Auf der Vorderbühne findet eine böse Satire auf den modernen Literaturbetrieb statt, samt Parodie des Pulitzer-Preises und eingestreuten Lichtfiguren wie dem bärbeißigen alten Kritiker George Frenside. Während sich Vance Weston auf Knebelverträge einlässt und aus seiner Armut nicht herauskommt, obwohl er sich rasch einen Namen macht, wird hinten verhandelt, was es mit dem Dämon eigentlich auf sich hat, dem er schon bald Tribut zollen soll: „The great American Novel“.
Muss der große amerikanische Roman im Hier und Jetzt angesiedelt sein, mitten auf der Hauptstraße und in den mondänen Villen auf Long Island, wo der große Gatsby wohnt, darf er sich nicht auch in die alten Häuser am Hudson einnisten? Und dann das Melodram – die schlichte, in verhärmter Schönheit dem Tod entgegengehende Laura Lou, die der Dichter geheiratet hat, obwohl sie ihm geistig nicht ebenbürtig ist, steht darin der intellektuellen, leidenschaftlich poetischen Halo Tarrant gegenüber, die unglücklich in den literarischen Zynismus eingeheiratet hat. Lässt sich das noch so erzählen, als gäbe es keinen „Ulysses“ und keine Molly Bloom?

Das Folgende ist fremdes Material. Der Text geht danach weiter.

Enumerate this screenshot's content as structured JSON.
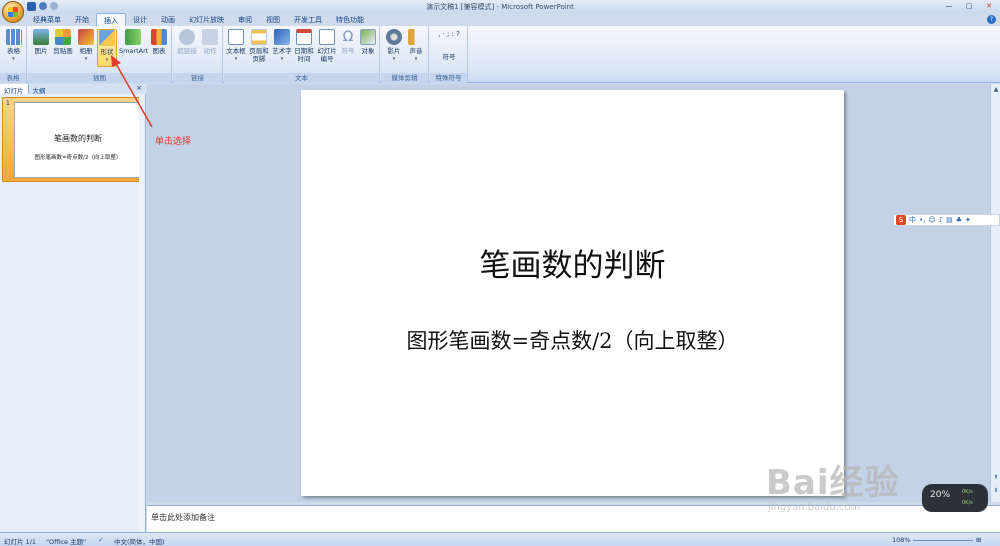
{
  "window": {
    "title": "演示文稿1 [兼容模式] - Microsoft PowerPoint"
  },
  "tabs": [
    "经典菜单",
    "开始",
    "插入",
    "设计",
    "动画",
    "幻灯片放映",
    "审阅",
    "视图",
    "开发工具",
    "特色功能"
  ],
  "active_tab": "插入",
  "ribbon": {
    "groups": {
      "table": {
        "label": "表格",
        "buttons": [
          "表格"
        ]
      },
      "illustrations": {
        "label": "插图",
        "buttons": [
          "图片",
          "剪贴画",
          "相册",
          "形状",
          "SmartArt",
          "图表"
        ]
      },
      "links": {
        "label": "链接",
        "buttons": [
          "超链接",
          "动作"
        ]
      },
      "text": {
        "label": "文本",
        "buttons": [
          "文本框",
          "页眉和页脚",
          "艺术字",
          "日期和时间",
          "幻灯片编号",
          "符号",
          "对象"
        ]
      },
      "media": {
        "label": "媒体剪辑",
        "buttons": [
          "影片",
          "声音"
        ]
      },
      "special": {
        "label": "特殊符号",
        "buttons": [
          "符号"
        ]
      }
    }
  },
  "left_panel": {
    "tabs": [
      "幻灯片",
      "大纲"
    ],
    "close": "×",
    "slides": [
      {
        "number": "1",
        "title": "笔画数的判断",
        "subtitle": "图形笔画数=奇点数/2（向上取整）"
      }
    ]
  },
  "slide": {
    "title": "笔画数的判断",
    "subtitle": "图形笔画数=奇点数/2（向上取整）"
  },
  "notes": {
    "placeholder": "单击此处添加备注"
  },
  "annotation": {
    "text": "单击选择"
  },
  "status": {
    "slide_info": "幻灯片 1/1",
    "theme": "\"Office 主题\"",
    "language": "中文(简体，中国)",
    "zoom": "108%"
  },
  "ime": {
    "logo": "S",
    "mode": "中"
  },
  "widget": {
    "percent": "20%",
    "row1": "0K/s",
    "row2": "0K/s"
  },
  "watermark": {
    "brand": "Bai经验",
    "url": "jingyan.baidu.com"
  },
  "colors": {
    "accent": "#15428b",
    "annotation": "#e23a2a",
    "hover": "#ffd76c"
  }
}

Ja, sagt Edith Wharton auf der Hinterbühne, das geht. Warum nicht von der Gegenwart in einer Form und einem Stil erzählen, die es schon vor dieser Gegenwart gab? Dies ist ein Roman der Selbstbehauptung der vom 19. Jahrhundert hervorgebrachten literarischen Moderne gegen ihre Nachfolgerin im 20. Jahrhundert. Edith Wharton lässt ihren Helden an dem Roman „Zaster“ scheitern, den er ganz aus dem Inneren des mondänen New York heraus schreiben wollte. Der Spott auf die jungen Anbeter der Avantgarde durchzieht ihren Roman: Darum verordne ich meinem Helden die Lektüre der großen Russen. Darum lasse ich ihn am Ende im Betrachten eines schlichten Astes einen Moment der Epiphanie erleben, als Keimzelle zu seinem großen modernen, aber im Vergleich zu Joyce altmodischen Roman.

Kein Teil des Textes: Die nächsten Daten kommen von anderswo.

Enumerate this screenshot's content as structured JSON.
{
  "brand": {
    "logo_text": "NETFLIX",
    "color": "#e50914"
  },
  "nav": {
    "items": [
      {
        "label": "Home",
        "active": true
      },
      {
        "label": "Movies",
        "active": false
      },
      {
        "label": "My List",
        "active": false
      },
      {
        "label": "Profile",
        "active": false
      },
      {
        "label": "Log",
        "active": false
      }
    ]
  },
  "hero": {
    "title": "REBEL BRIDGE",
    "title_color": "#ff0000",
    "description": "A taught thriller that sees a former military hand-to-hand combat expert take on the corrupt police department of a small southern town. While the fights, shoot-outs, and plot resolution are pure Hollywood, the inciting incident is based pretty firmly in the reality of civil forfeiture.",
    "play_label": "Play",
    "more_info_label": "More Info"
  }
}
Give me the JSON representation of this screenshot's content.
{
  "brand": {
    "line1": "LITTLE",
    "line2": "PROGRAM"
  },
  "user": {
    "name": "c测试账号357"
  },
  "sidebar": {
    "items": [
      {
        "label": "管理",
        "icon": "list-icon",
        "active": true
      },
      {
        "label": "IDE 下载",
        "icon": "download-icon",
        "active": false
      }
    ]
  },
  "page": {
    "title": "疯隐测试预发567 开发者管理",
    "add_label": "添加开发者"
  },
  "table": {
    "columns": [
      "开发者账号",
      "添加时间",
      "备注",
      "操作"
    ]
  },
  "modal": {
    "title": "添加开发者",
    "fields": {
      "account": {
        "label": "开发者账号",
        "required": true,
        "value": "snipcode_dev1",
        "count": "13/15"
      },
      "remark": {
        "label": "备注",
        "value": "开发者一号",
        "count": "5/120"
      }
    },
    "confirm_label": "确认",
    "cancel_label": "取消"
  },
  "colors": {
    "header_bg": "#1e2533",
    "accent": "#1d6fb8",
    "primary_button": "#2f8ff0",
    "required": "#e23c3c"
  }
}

Elegante ironische Sottisen über die Panik, nicht modern genug zu sein, gehören zu Edith Whartons Stil: „Mrs Spear gab sich stets nur mit dem jeweils Allerneuesten zufrieden, selbst auf dem Gebiet der Religion.“ Alle Ironie aber schwindet, wenn es um die Schönheit oder das Herzblut und die Leidenschaft des Dichters geht, um die Gefahr, die ihm vom Betrieb droht. Das missbilligende Kopfschütteln Edith Whartons über den Ausverkauf der Poesie an Reklame und Geschäft gibt dem Roman Schärfe. Und vielleicht gerade wegen ihrer tiefen Aversion gegen alle Geschäftemacherei mit der Literatur ist der umtriebige Bunty Hayes, der findigste, hemmungsloseste und erfolgreichste Geschäftemacher im Reklame-New York zu eine der gelungensten Nebenfiguren dieses Romans geworden, den zu lesen sich lohnt.
Edith Wharton
Ein altes Haus am Hudson River Roman. Aus dem Englischen von Andrea Ott. Mit einem Nachwort von Rüdiger Görner. Manesse Verlag, Zürich 2011. 618 Seiten, 26,95 Euro.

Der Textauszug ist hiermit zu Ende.